Stromae always wants us to dance to his dark lyrics

Since his first hit, Then we dance, Stromae plays contrasts masterfully. Those of a magic formula associating festive swayings and dark texts. Those also opposing his obsession with mastery to the whirlwinds of an era and a psyche. This is more than ever the case with Multitudethird album awaited for nine years, whose event release has been meticulously organized, thanks to a marketing creativity capable, for example, of scenography, on January 9, in a “sung” interview at TF1’s “20 heures” intimate chaos depression (mentioned in the title Hell).

Read also: Stromae sings his “Hell” on the JT: highlighting mental health or undermining journalistic ethics?

The figure of the laboratory worker or the professor controlling image, music and words to the millimeter has often been used by Paul Van Haver, alias Stromae, to the point of stylizing its form until the digitization of an avatar – used in his clips or on stage – at the same time wacky, surreal and a bit chilling, as the half-breed son of Tintin, Magritte and nWave Pictures (Belgian Pixar). Musically, the obsessive home studio handyman has become a high-flying cosmetic surgeon, capable of grafting a mosaic of references with clinical precision as well as warm efficiency. Opening the door to reminiscences of the travels with which his Flemish mother had enriched him, this son of a Rwandan father had thus tropicalized his triumphant second album, Square rootCongolese rumba, Cape Verdean cavaquinho or Jamaican setbacks.

Funny opposite, “It’s only happiness” repaints parental angelism in the colors of “vomit” and “poo”
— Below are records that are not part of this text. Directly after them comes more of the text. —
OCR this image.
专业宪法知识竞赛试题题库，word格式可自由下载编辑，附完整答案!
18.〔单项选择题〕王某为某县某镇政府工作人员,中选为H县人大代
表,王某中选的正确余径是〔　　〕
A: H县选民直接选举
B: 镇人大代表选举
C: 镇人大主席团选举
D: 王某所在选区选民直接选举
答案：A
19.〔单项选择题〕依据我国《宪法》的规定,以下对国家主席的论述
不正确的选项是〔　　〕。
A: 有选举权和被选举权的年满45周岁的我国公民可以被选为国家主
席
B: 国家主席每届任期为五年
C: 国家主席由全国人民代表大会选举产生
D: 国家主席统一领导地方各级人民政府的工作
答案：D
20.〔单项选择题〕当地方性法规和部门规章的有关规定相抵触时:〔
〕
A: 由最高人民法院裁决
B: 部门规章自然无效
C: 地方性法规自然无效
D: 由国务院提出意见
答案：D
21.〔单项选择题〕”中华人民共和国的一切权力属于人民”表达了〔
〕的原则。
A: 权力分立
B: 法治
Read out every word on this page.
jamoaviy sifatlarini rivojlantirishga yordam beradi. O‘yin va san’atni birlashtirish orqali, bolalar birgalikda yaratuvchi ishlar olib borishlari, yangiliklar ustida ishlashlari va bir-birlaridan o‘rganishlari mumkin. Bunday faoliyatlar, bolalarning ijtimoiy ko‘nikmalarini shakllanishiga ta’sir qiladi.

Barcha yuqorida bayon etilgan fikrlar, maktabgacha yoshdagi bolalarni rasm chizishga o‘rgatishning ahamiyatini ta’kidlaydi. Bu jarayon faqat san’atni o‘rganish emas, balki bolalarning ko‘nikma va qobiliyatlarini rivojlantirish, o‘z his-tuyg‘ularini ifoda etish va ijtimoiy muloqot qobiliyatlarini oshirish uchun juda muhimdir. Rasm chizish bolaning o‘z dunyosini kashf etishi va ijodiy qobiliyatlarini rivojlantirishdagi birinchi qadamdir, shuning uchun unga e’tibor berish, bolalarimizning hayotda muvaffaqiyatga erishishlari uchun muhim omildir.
The cultural “multitude” has expanded even further in a new record which, if anchored in Latin America, the Caribbean and Africa, also sails through the East, Central Europe and Asia. Sometimes assisted by American producer Moon Willis, the singer-musician (stylist, graphic designer, director, etc.) builds a frame for each piece on which the bodies can dance, carried away by the sensuality of cumbia, forro, rumba, bailecito … Intertwine with a sharp sense of the gimmick, electronic sounds and refined instrumental presence. The charango, this kind of Andean ukulele, plays a major role in it (Health, Hell, This is happiness, Bad day…), but the learned traveler is not afraid to slip the erhu – a Chinese violin – onto African soil (La Solassitude), to twirl the ney – a Turkish flute – away from the Bosphorus (Not really) nor to trap its swaying cadences with polyphonic strangeness. A way to continue to charm while intriguing, in phase with the more disturbing universe of the texts.